Quelle est ta méthode de travail ?

Elle est en fait assez spontanée. Je ne planifie pas souvent mes shootings. Si je remarque quoi que ce soit – un détail architectural, une composition graphique, un moment, un plan dans une vidéo – je le capture. C’est peut-être étrange, mais mon Smartphone (doté d’un bon objectif) est devenu mon meilleur ami pour photographier. Je n’ai pas honte d’admettre que je ne m’y connais pas beaucoup en appareil photo.

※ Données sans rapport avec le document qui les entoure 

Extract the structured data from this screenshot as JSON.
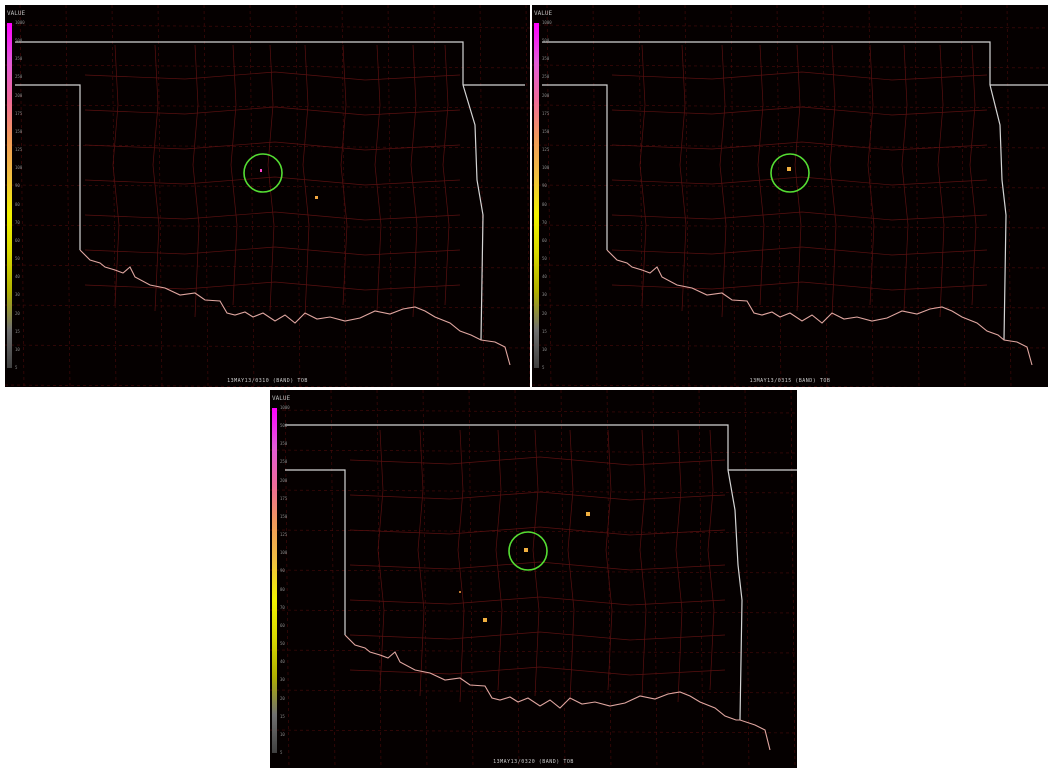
{
  "panels": [
    {
      "caption": "13MAY13/0310 (BAND) TOB"
    },
    {
      "caption": "13MAY13/0315 (BAND) TOB"
    },
    {
      "caption": "13MAY13/0320 (BAND) TOB"
    }
  ],
  "colorbar": {
    "title": "VALUE",
    "ticks": [
      "1000",
      "500",
      "350",
      "250",
      "200",
      "175",
      "150",
      "125",
      "100",
      "90",
      "80",
      "70",
      "60",
      "50",
      "40",
      "30",
      "20",
      "15",
      "10",
      "5"
    ],
    "colors": [
      "#ff00ff",
      "#e35ad9",
      "#f06a9a",
      "#f29a5a",
      "#f2c040",
      "#f2f200",
      "#d9d900",
      "#b0b000",
      "#707070",
      "#404040"
    ]
  },
  "colors": {
    "panel_bg": "#050000",
    "state_border": "#d4d4d4",
    "river": "#e0a6a0",
    "county_lines": "#5a1010",
    "grid": "#4a0a0a",
    "highlight_circle": "#55dd33"
  },
  "markers": {
    "panel1": [
      "magenta-dot",
      "orange-dot"
    ],
    "panel2": [
      "orange-dot"
    ],
    "panel3": [
      "orange-dot",
      "orange-dot",
      "orange-dot",
      "orange-dot"
    ]
  }
}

Comment en es-tu venu au collage ?

Si j’aime créer avec mes yeux, j’adore utiliser mes mains également. Le collage donne un côté très concret à la création d’images. Il pousse aussi à la créativité, puisqu’il demande d’utiliser un médium déjà existant : un magazine, un journal, une photo, un bout de papier… J’ai tendance à m’éparpiller lorsque je crée. Si le besoin d’exprimer un sentiment ou une idée germe dans ma tête, je commence toujours par chercher le bon visuel pour l’exprimer, ou bien par le construire (souvent par l’intermédiaire de l’autoportrait). Je travaille sur de nouvelles choses tous les trois ou quatre mois environ, et je produis en gros volume ce que j’appelle mes « séries ». Je reste souvent scotché à mon bureau pendant deux à trois jours, en travaillant entre 12 et 14 heures à la suite en coupant, collant, mettant en page… C’est un processus aussi désordonné que satisfaisant.

Pourquoi avoir placé la pornographie au cœur de ta pratique ?

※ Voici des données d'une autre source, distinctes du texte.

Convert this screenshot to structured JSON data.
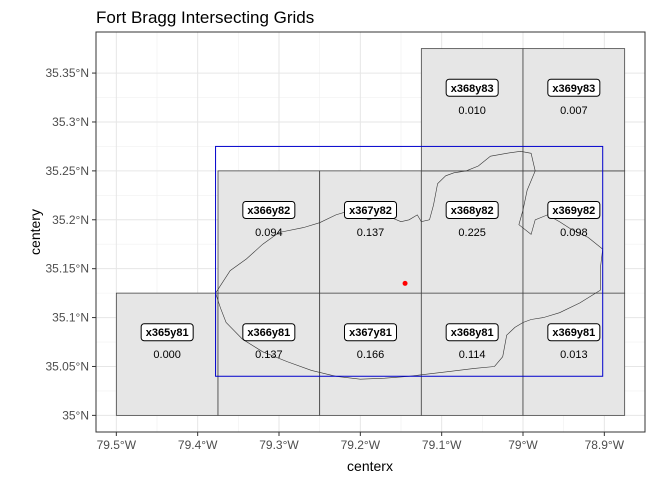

Si mon travail est en effet explicitement sexuel, je pense qu’il s’agit d’une simple phase de ma pratique artistique. Ces dernières années, j’ai ressenti le besoin d’assumer davantage ma sexualité et mes sentiments. Je pense qu’il s’agit d’une réaction à mon éducation : j’ai été élevé dans un environnement religieux et conservateur, où toute expression de nudité était réprimée. J’ai également toujours été fasciné par l’imagerie pornographique, son esthétique, ses angles, ses poses, ses décors… J’ai l’impression que mon travail et mon utilisation de ces codes est ma manière de rendre hommage aux icônes pornos et aux travailleur·ses du sexe : deux industries qui sont souvent dénigrées ou jugées honteuses.

© Karlo Martinez© Karlo Martinez

Cet hommage fait-il de ton travail une œuvre engagée selon toi ?

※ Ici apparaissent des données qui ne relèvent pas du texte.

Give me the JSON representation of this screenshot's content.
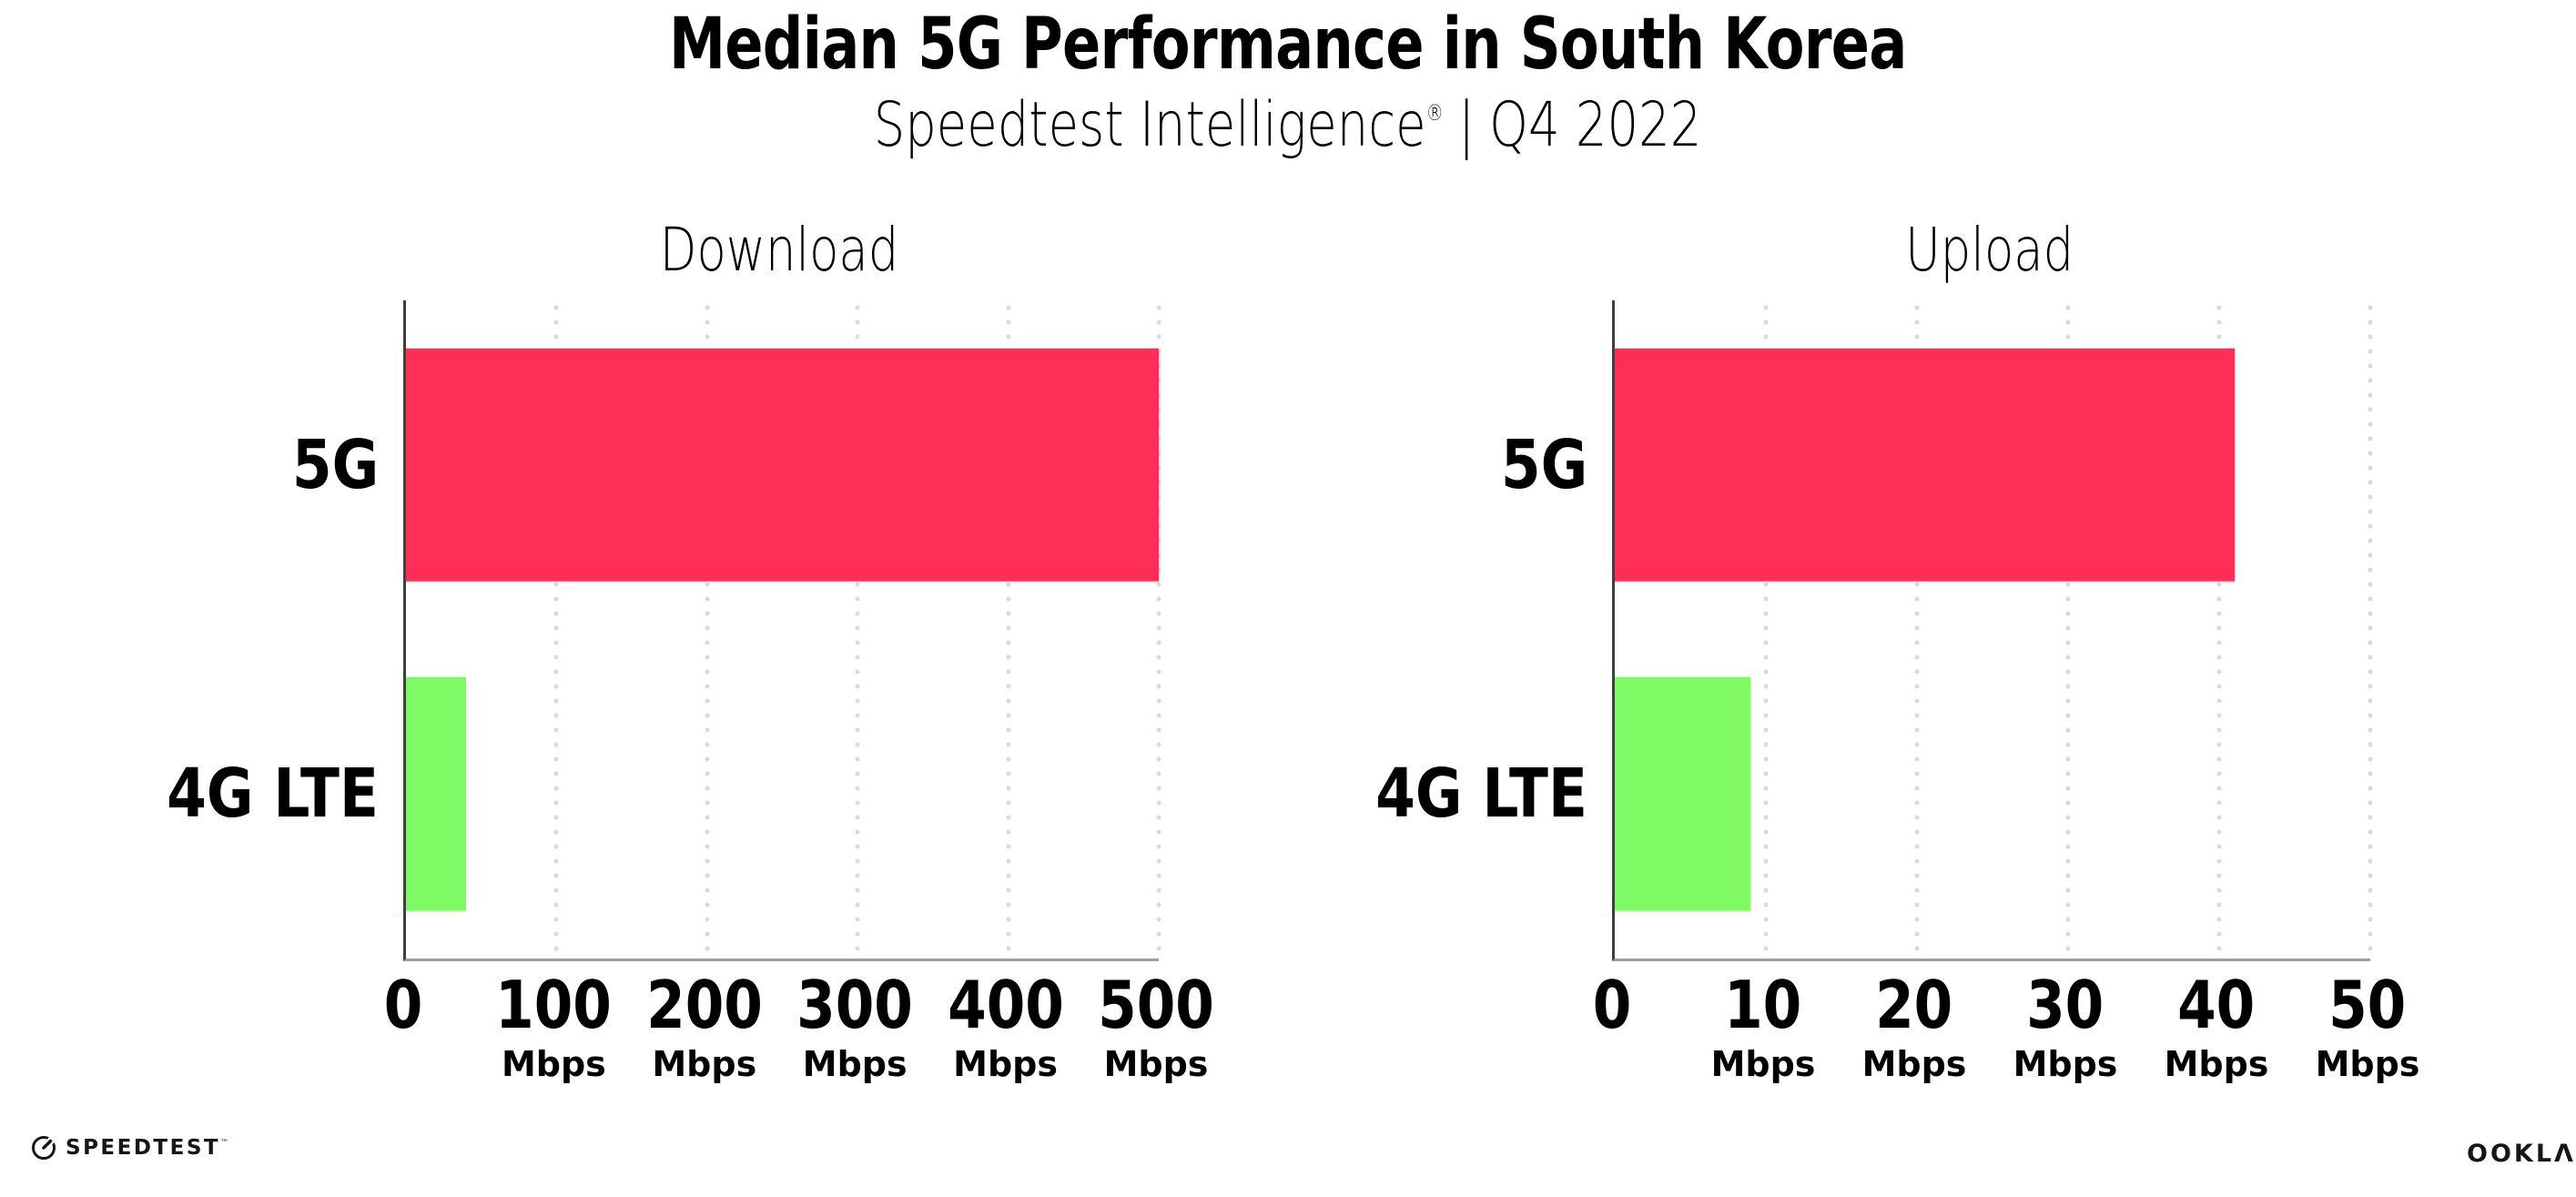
{
  "page": {
    "background": "#ffffff"
  },
  "header": {
    "title": "Median 5G Performance in South Korea",
    "subtitle_brand": "Speedtest Intelligence",
    "subtitle_registered": "®",
    "subtitle_separator": "|",
    "subtitle_period": "Q4 2022"
  },
  "chart_data": [
    {
      "type": "bar",
      "orientation": "horizontal",
      "title": "Download",
      "categories": [
        "5G",
        "4G LTE"
      ],
      "values": [
        500,
        40
      ],
      "unit": "Mbps",
      "xlim": [
        0,
        500
      ],
      "xticks": [
        0,
        100,
        200,
        300,
        400,
        500
      ],
      "bar_colors": [
        "#FF2E56",
        "#7FFA65"
      ],
      "grid": "vertical-dotted",
      "legend": false
    },
    {
      "type": "bar",
      "orientation": "horizontal",
      "title": "Upload",
      "categories": [
        "5G",
        "4G LTE"
      ],
      "values": [
        41,
        9
      ],
      "unit": "Mbps",
      "xlim": [
        0,
        50
      ],
      "xticks": [
        0,
        10,
        20,
        30,
        40,
        50
      ],
      "bar_colors": [
        "#FF2E56",
        "#7FFA65"
      ],
      "grid": "vertical-dotted",
      "legend": false
    }
  ],
  "colors": {
    "bar_pink": "#FF2E56",
    "bar_green": "#7FFA65",
    "grid_dot": "#D9D9E3",
    "axis_left": "#3F3F3F",
    "axis_bottom": "#9E9E9E",
    "text": "#000000"
  },
  "footer": {
    "speedtest_label": "SPEEDTEST",
    "speedtest_tm": "™",
    "ookla_label": "OOKLΛ",
    "ookla_registered": "®"
  }
}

Je ne dirais pas que mon travail est engagé, ni même politique. Mais en parlant de sexe de manière aussi frontale, je crois que j’apporte tout de même une certaine visibilité. J’aimerais aussi parler de la popularité d’OnlyFans et de plateformes similaires et de leur impact sur la pornographie. Celle-ci est devenue extrêmement accessible, tous et toutes peuvent s’y essayer. Des banquiers, avocats, designers, écrivains, médecins, etc. peuvent très bien travailler dans cette industrie via ces plateformes. Ce qui m’intéresse, donc, c’est cette dualité. Je veux casser cette idée qu’il s’agit d’une carrière humiliante, réservée aux gens non éduqués, voire sale. J’espère que cette accessibilité aura – ou a peut-être déjà – un effet sur l’attitude et la tolérance des autres.

Comment entends-tu casser cette image, justement ?

Je dirais que mes compositions sont assez pince-sans-rire. Je garde toujours une certaine légèreté, des éléments d’humour dans un univers sombre et ouvertement sexuel. J’espère que le public parvient à le voir, même si je sais que certain·es choisissent de rester en surface. Et puis il faut garder à l’esprit que la plupart de mes images sont personnelles, voire autobiographiques. Elles s’inspirent – et se moquent même parfois – de ma propre perception de la répression sexuelle, de la honte, de mes fantasmes et de mes rencontres…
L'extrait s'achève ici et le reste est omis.